第2章 「コードブレイカーの対立」
その時、來美の視界が急に暗くなる。まさに、ロスト状態となった。來美は、その場に膝から崩れる。
「………っ…………がぁ………。」
激痛で、声が漏れる來美。
「まさかと思いますが……ロストになったのですか?」
平家が、そう言って來美は少しピクと僅かに動く。目から流れる赤い液体。血の涙………。
「これなら、簡単に捕まえられるナ。」
刻が、姿を表し來美に近づこうとする。しかし、來美は……………。
その時、平家は少し表情を変えて刻に言った。
「刻君、離れなさいっ!」
「───リミッタ………解除。」
静かに來美は、そう言った。彼女の変化に刻も気が付き離れる。
そう………來美は『限界突破』を発動させたのだった。
そして、一斉に來美に攻撃をする。上から遊騎、左から刻、右から泪、正面からは平家だった。

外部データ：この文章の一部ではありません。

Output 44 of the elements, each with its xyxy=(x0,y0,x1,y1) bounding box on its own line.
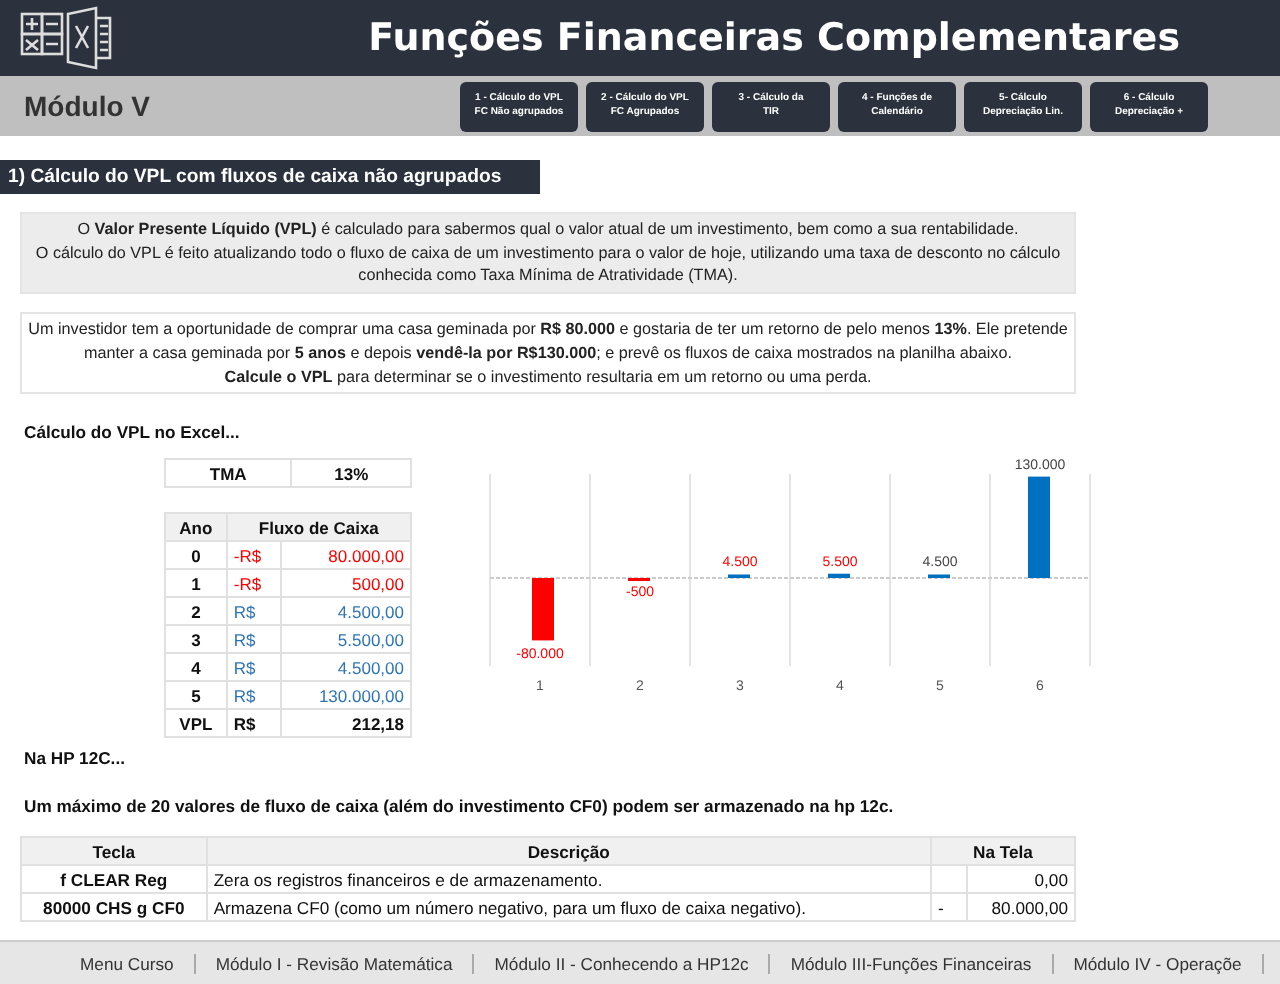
column-header: Fluxo de Caixa xyxy=(226,513,411,542)
chart-bar xyxy=(532,578,554,642)
sheet-tab[interactable]: Módulo I - Revisão Matemática xyxy=(195,953,475,973)
excel-heading: Cálculo do VPL no Excel... xyxy=(24,422,242,443)
sheet-tab[interactable]: Menu Curso xyxy=(60,953,196,973)
intro-box: O Valor Presente Líquido (VPL) é calculado para sabermos qual o valor atual de um investimento, bem como a sua rentabilidade. O cálculo do VPL é feito atualizando todo o fluxo de caixa de um investimento para o valor de hoje, utilizando uma taxa de desconto no cálculo conhecida como Taxa Mínima de Atratividade (TMA). xyxy=(20,212,1076,295)
table-cell: TMA xyxy=(165,459,292,488)
hp-heading: Na HP 12C... xyxy=(24,748,127,769)
column-header: Na Tela xyxy=(930,837,1075,866)
sheet-tab[interactable]: Módulo II - Conhecendo a HP12c xyxy=(474,953,771,973)
sheet-tab[interactable]: Módulo III-Funções Financeiras xyxy=(770,953,1054,973)
table-cell: 0 xyxy=(165,541,227,570)
column-header: Ano xyxy=(165,513,227,542)
page-title: Funções Financeiras Complementares xyxy=(368,16,1180,60)
table-cell: 130.000,00 xyxy=(281,681,411,710)
table-cell: Armazena CF0 (como um número negativo, para um fluxo de caixa negativo). xyxy=(206,893,931,922)
table-cell: Zera os registros financeiros e de armazenamento. xyxy=(206,865,931,894)
sheet-tab[interactable]: Módulo IV - Operaçõe xyxy=(1053,953,1264,973)
chart-bar xyxy=(828,574,850,579)
table-cell: 4.500,00 xyxy=(281,653,411,682)
table-cell: 4 xyxy=(165,653,227,682)
problem-box: Um investidor tem a oportunidade de comprar uma casa geminada por R$ 80.000 e gostaria de ter um retorno de pelo menos 13%. Ele pretende manter a casa geminada por 5 anos e depois vendê-la por R$130.000; e prevê os fluxos de caixa mostrados na planilha abaixo. Calcule o VPL para determinar se o investimento resultaria em um retorno ou uma perda. xyxy=(20,312,1076,395)
table-cell: 0,00 xyxy=(966,865,1075,894)
hp-note: Um máximo de 20 valores de fluxo de caixa (além do investimento CF0) podem ser armazenado na hp 12c. xyxy=(24,796,896,817)
table-cell: 5 xyxy=(165,681,227,710)
table-cell: 80.000,00 xyxy=(966,893,1075,922)
table-cell: VPL xyxy=(165,709,227,738)
section-title: 1) Cálculo do VPL com fluxos de caixa não agrupados xyxy=(0,160,540,194)
table-cell: 13% xyxy=(291,459,411,488)
table-cell: 2 xyxy=(165,597,227,626)
table-cell: 4.500,00 xyxy=(281,597,411,626)
column-header: Tecla xyxy=(21,837,207,866)
table-cell: f CLEAR Reg xyxy=(21,865,207,894)
table-cell: 80000 CHS g CF0 xyxy=(21,893,207,922)
table-cell: 3 xyxy=(165,625,227,654)
table-cell: 1 xyxy=(165,569,227,598)
calculator-spreadsheet-icon xyxy=(20,6,112,70)
table-cell: 212,18 xyxy=(281,709,411,738)
table-cell: 80.000,00 xyxy=(281,541,411,570)
table-cell: 5.500,00 xyxy=(281,625,411,654)
column-header: Descrição xyxy=(206,837,931,866)
chart-bar xyxy=(1028,477,1050,579)
table-cell: 500,00 xyxy=(281,569,411,598)
module-title: Módulo V xyxy=(24,90,152,122)
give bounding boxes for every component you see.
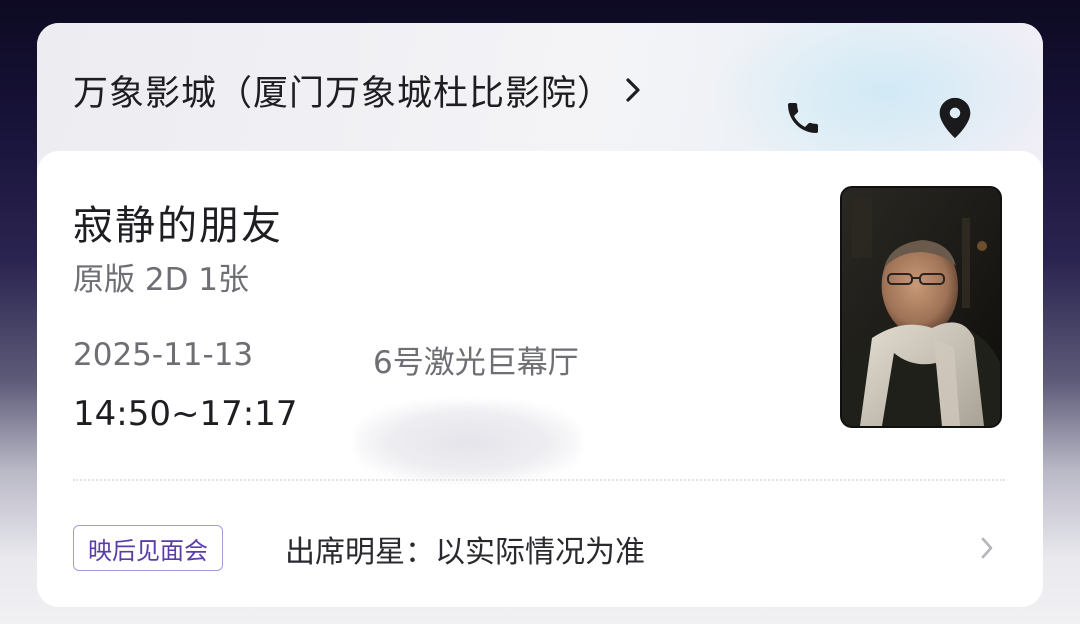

來美は、時間をゆっくりと流しそれを全てかわす。そして、皆から離れる。
「平家先輩、どうしますカ?」
「まさか、ロストを越える力を持っていたのは、予想外です。」
「とりあえず、動きを止めないと話にならんで~…。」
來美は、その会話を黙って聞いていた。その時…………。
「目には目を、歯には歯を……。悪には悪を………。」
青い炎が、來美を襲い掛かる。來美は、風を起こし防ぐ。そして、その場から急いで離れる。
「………………っ…………。」
來美の口から、血が流れ始める。もはや、來美の口の中は、血の味しかなかった。
これ以上、時間を掛けると命に関わる。
(………早く、戻らないと………。)
來美の頭の中は、それだけでいっぱいだった。